レース後、新井さん、水正さんと再会。二人とも残念そうではない。無事に完走できた事が嬉しかったようだ。ダービーのTシャツを買い込んでいたのは水正さん。このまま北海道に帰るという。川崎や、水沢では厩舎までブルボンに会いに行けたのだが、中央ではそうもいかないのだろうか。なんだか寂しいものだ。
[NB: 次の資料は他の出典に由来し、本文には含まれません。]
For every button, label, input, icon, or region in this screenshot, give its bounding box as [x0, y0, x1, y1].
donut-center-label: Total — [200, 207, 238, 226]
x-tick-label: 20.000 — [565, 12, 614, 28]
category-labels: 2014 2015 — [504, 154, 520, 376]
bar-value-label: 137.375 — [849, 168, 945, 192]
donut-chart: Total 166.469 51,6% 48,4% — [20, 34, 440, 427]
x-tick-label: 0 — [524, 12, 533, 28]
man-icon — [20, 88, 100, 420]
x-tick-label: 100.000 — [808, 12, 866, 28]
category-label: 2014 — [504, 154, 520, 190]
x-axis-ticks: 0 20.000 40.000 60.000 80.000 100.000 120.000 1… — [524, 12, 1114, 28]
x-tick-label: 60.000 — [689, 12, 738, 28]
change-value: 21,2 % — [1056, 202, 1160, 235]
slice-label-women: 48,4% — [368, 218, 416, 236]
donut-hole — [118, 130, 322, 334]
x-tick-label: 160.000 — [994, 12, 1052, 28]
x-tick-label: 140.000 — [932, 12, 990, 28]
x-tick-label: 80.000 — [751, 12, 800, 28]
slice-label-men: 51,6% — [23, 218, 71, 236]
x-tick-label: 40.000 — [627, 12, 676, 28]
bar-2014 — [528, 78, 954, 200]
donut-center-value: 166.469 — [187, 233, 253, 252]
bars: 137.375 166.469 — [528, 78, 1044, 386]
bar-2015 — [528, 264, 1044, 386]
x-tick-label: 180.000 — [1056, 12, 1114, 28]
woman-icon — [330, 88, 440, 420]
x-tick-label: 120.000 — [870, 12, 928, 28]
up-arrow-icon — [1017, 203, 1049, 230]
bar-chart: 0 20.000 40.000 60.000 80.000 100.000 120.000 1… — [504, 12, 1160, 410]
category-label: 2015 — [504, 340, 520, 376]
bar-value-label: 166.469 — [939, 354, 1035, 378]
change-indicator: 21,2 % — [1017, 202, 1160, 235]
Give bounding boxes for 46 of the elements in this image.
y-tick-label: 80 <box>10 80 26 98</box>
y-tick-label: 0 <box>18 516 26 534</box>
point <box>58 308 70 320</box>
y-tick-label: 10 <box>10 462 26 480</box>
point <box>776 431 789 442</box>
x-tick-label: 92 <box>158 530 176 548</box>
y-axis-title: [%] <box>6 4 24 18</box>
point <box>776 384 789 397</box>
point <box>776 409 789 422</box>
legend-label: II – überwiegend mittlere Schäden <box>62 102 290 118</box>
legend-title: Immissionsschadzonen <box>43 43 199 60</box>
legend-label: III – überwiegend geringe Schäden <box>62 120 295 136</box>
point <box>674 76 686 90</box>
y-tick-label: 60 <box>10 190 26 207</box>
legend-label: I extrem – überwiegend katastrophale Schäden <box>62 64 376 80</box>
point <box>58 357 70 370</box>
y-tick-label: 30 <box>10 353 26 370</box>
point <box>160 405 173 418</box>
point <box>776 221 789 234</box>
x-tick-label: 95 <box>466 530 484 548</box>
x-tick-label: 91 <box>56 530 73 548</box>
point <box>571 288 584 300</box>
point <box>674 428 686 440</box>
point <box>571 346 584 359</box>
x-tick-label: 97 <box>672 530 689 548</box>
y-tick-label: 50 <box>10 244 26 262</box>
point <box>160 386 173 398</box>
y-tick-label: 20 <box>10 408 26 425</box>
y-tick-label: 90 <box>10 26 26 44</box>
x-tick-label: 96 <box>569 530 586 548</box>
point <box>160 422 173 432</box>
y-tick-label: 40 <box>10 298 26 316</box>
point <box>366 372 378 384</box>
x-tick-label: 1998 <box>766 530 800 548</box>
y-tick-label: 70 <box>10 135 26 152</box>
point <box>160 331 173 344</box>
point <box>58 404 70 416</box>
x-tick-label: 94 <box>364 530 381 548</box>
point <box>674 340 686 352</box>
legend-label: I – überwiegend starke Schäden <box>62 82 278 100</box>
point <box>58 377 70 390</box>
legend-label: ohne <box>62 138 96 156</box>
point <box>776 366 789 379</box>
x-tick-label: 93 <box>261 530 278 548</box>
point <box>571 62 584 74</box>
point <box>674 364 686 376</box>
:「残念でしたね。でも無事ゴールできて良かったですね。無事がなによりです」

:「馬は無事にダービーを走ってくれたし、馬券は当たるし、今日は良い日だぁ。ダービーに出走できるなんて夢のようだぁ。生きててよかったぁ」

:「え!当てたんですか?すごいですね(一瞬。何だ生産者のくせして自分の馬を買ってないのかぁとあきれる)」

:「うん。枠で3-8買ったんだぁ。スペシャルウィークが本命だし、あいつのお母さんとブルボンのお母さんは同じ日高大洋牧場の生産馬なんだぁ。だから、枠で買ったんだぁ。8枠は何か気になって後でまた買い足したし、儲かったよ」

:「あちゃー。新井さんそれを最初に言ってくださいよ。(笑い)」そうだ、枠という手があったんだ。

この後、10レース出走のブレイクショットの元気な姿を見て帰途に着いた。帰りは電車で羽田まで。帰りの京王線の中でもダービー、牧場談義に花が開いた。やはり新井さんのような小さな牧場にダービー出走馬が出ることは大変なことらしい。早速、ミヤシロブルボンの兄弟について問い合わせがあったそうだ。また、今後も生産馬があのダービー出走馬の生産牧場だということで高く売れる可能性もあるらしい。良いことずくめでブルボン様様だ。去年までは「周りの牧場では、やれ桜花賞馬ファイトガリバーだ、東京大賞典勝ち馬だと出るのに家の馬は一向に走らない」と嘆いておられたのが嘘のようだ。新井さんは「30数年牧場やってきたけど自分の生産馬がダービーにでるなんて夢のようだぁ。生きてて良かったぁ」と、このあと飛行機に乗るまで何度口にしたことか...

まずはミヤシロブルボン、ご苦労様。